Magnetic sphincter augmentation is not indicated in patients with large paraesophageal hernias, esophageal dysmotility, and hence considered less versatile than LNF. The notable drawback associated with MSA is dysphagia reported as more severe and lasts longer than LNF-associated dysphagia. However, a graduated modified diet and endoscopic balloon dilation have alleviated the dysphagia features in patients.


This study was basically done with case series and there were no randomized controlled trials. Moreover, there were only a few studies comparing MSA and LNF with regard to the outcome on long-term basis.


There were two retrospective case–control studies11,12 and a prospective control study13 taken into consideration for the review. A total of 688 patients were identified, and 273 patients had undergone LNF; 415 patients went for LINX MSA. The mean duration of follow-up was almost the same term ranging from 8 to 18 months for both MSA and LNF groups.

Males accounted for 46% of LNF and 57% of MSA. Mean age was 50 and 58 years for LNF and MSA respectively. Both groups had similar duration of reflux disease. Hiatal hernia was present in 70% of the LNF group of patients and in 68% of MSA group.

Magnetic sphincter augmentation was superior to LNF in preserving the patient’s ability to belch and to emesis, but there was no significant difference between MSA and LNF with regard to the postoperative problems, such as bloating, dysphagia, and also in discontinuing PPI drug therapy.

Six patients of the MSA group were in need of endoscopic balloon dilation, whereas LNF group required none.
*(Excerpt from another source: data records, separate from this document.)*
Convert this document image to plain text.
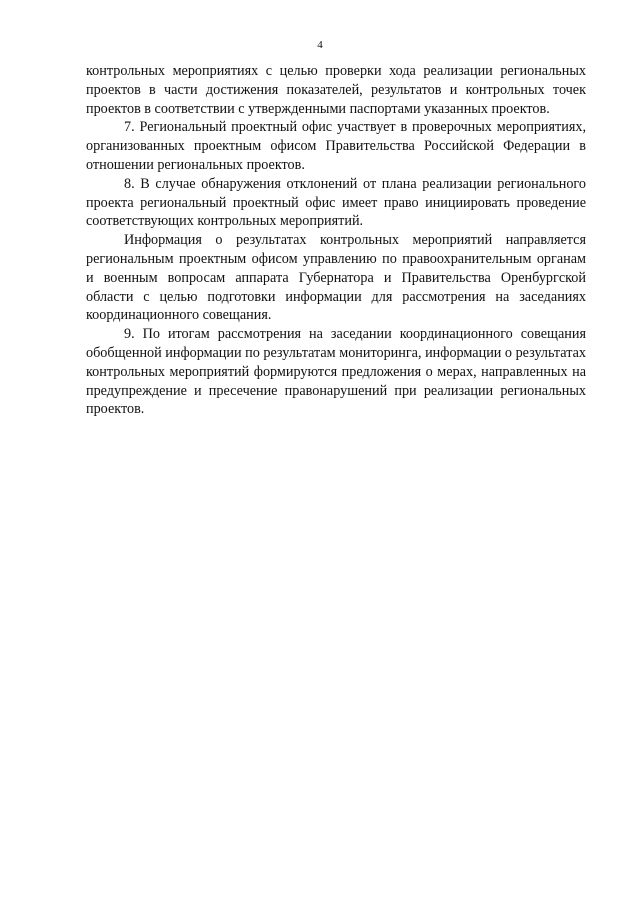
4

контрольных мероприятиях с целью проверки хода реализации региональных проектов в части достижения показателей, результатов и контрольных точек проектов в соответствии с утвержденными паспортами указанных проектов.

7. Региональный проектный офис участвует в проверочных мероприятиях, организованных проектным офисом Правительства Российской Федерации в отношении региональных проектов.

8. В случае обнаружения отклонений от плана реализации регионального проекта региональный проектный офис имеет право инициировать проведение соответствующих контрольных мероприятий.

Информация о результатах контрольных мероприятий направляется региональным проектным офисом управлению по правоохранительным органам и военным вопросам аппарата Губернатора и Правительства Оренбургской области с целью подготовки информации для рассмотрения на заседаниях координационного совещания.

9. По итогам рассмотрения на заседании координационного совещания обобщенной информации по результатам мониторинга, информации о результатах контрольных мероприятий формируются предложения о мерах, направленных на предупреждение и пресечение правонарушений при реализации региональных проектов.
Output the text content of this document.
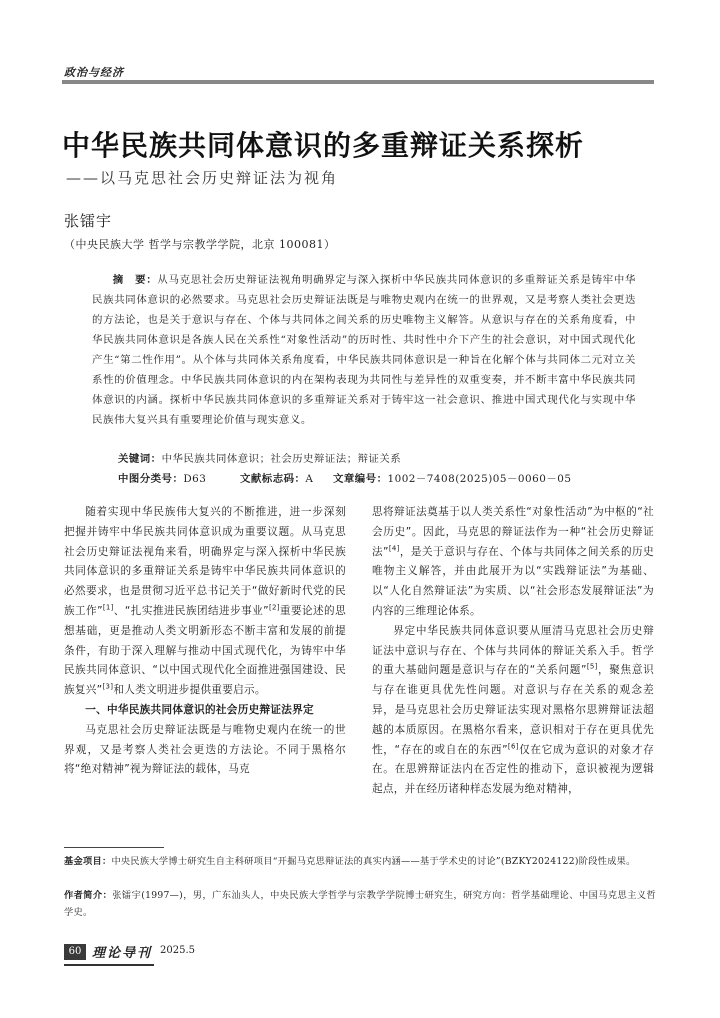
政治与经济
中华民族共同体意识的多重辩证关系探析
——以马克思社会历史辩证法为视角
张镭宇
（中央民族大学 哲学与宗教学学院，北京 100081）
摘　要：从马克思社会历史辩证法视角明确界定与深入探析中华民族共同体意识的多重辩证关系是铸牢中华民族共同体意识的必然要求。马克思社会历史辩证法既是与唯物史观内在统一的世界观，又是考察人类社会更迭的方法论，也是关于意识与存在、个体与共同体之间关系的历史唯物主义解答。从意识与存在的关系角度看，中华民族共同体意识是各族人民在关系性“对象性活动”的历时性、共时性中介下产生的社会意识，对中国式现代化产生“第二性作用”。从个体与共同体关系角度看，中华民族共同体意识是一种旨在化解个体与共同体二元对立关系性的价值理念。中华民族共同体意识的内在架构表现为共同性与差异性的双重变奏，并不断丰富中华民族共同体意识的内涵。探析中华民族共同体意识的多重辩证关系对于铸牢这一社会意识、推进中国式现代化与实现中华民族伟大复兴具有重要理论价值与现实意义。
关键词：中华民族共同体意识；社会历史辩证法；辩证关系
中图分类号：D63	文献标志码：A 文章编号：1002－7408(2025)05－0060－05

随着实现中华民族伟大复兴的不断推进，进一步深刻把握并铸牢中华民族共同体意识成为重要议题。从马克思社会历史辩证法视角来看，明确界定与深入探析中华民族共同体意识的多重辩证关系是铸牢中华民族共同体意识的必然要求，也是贯彻习近平总书记关于“做好新时代党的民族工作”[1]、“扎实推进民族团结进步事业”[2]重要论述的思想基础，更是推动人类文明新形态不断丰富和发展的前提条件，有助于深入理解与推动中国式现代化，为铸牢中华民族共同体意识、“以中国式现代化全面推进强国建设、民族复兴”[3]和人类文明进步提供重要启示。

一、中华民族共同体意识的社会历史辩证法界定

马克思社会历史辩证法既是与唯物史观内在统一的世界观，又是考察人类社会更迭的方法论。不同于黑格尔将“绝对精神”视为辩证法的载体，马克

思将辩证法奠基于以人类关系性“对象性活动”为中枢的“社会历史”。因此，马克思的辩证法作为一种“社会历史辩证法”[4]，是关于意识与存在、个体与共同体之间关系的历史唯物主义解答，并由此展开为以“实践辩证法”为基础、以“人化自然辩证法”为实质、以“社会形态发展辩证法”为内容的三维理论体系。

界定中华民族共同体意识要从厘清马克思社会历史辩证法中意识与存在、个体与共同体的辩证关系入手。哲学的重大基础问题是意识与存在的“关系问题”[5]，聚焦意识与存在谁更具优先性问题。对意识与存在关系的观念差异，是马克思社会历史辩证法实现对黑格尔思辨辩证法超越的本质原因。在黑格尔看来，意识相对于存在更具优先性，“存在的或自在的东西”[6]仅在它成为意识的对象才存在。在思辨辩证法内在否定性的推动下，意识被视为逻辑起点，并在经历诸种样态发展为绝对精神，

基金项目：中央民族大学博士研究生自主科研项目“开掘马克思辩证法的真实内涵——基于学术史的讨论”(BZKY2024122)阶段性成果。
作者简介：张镭宇(1997—)，男，广东汕头人，中央民族大学哲学与宗教学学院博士研究生，研究方向：哲学基础理论、中国马克思主义哲学史。
60 理论导刊 2025.5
Major morbidity of LNF included intraoperative pleural injury,13 formation of retropharyngeal abscesses,12 and four cases were subjected to a revision surgery due to hiatal hernia recurrence.12,13 The MSA group morbidity included one pleural injury, two incidences of intraoperative bleeding, one pneumothorax,13 and one gastroesophageal obstruction.12 Two patients had their device removed, one had treatment failure, and the other patient had dysphagia secondary to device erosion 18 months after the surgery. No mortalities were reported.


Magnetic sphincter augmentation appears to be an effective treatment for GERD, with short-term outcomes comparable to the more technically challenging and time-consuming LNF. It has a favorable side-effect profile for the majority of the morbidities associated with GERD surgery. In order to further understand the efficacy of MSA, a long-term comparative outcome data past 1 year are needed.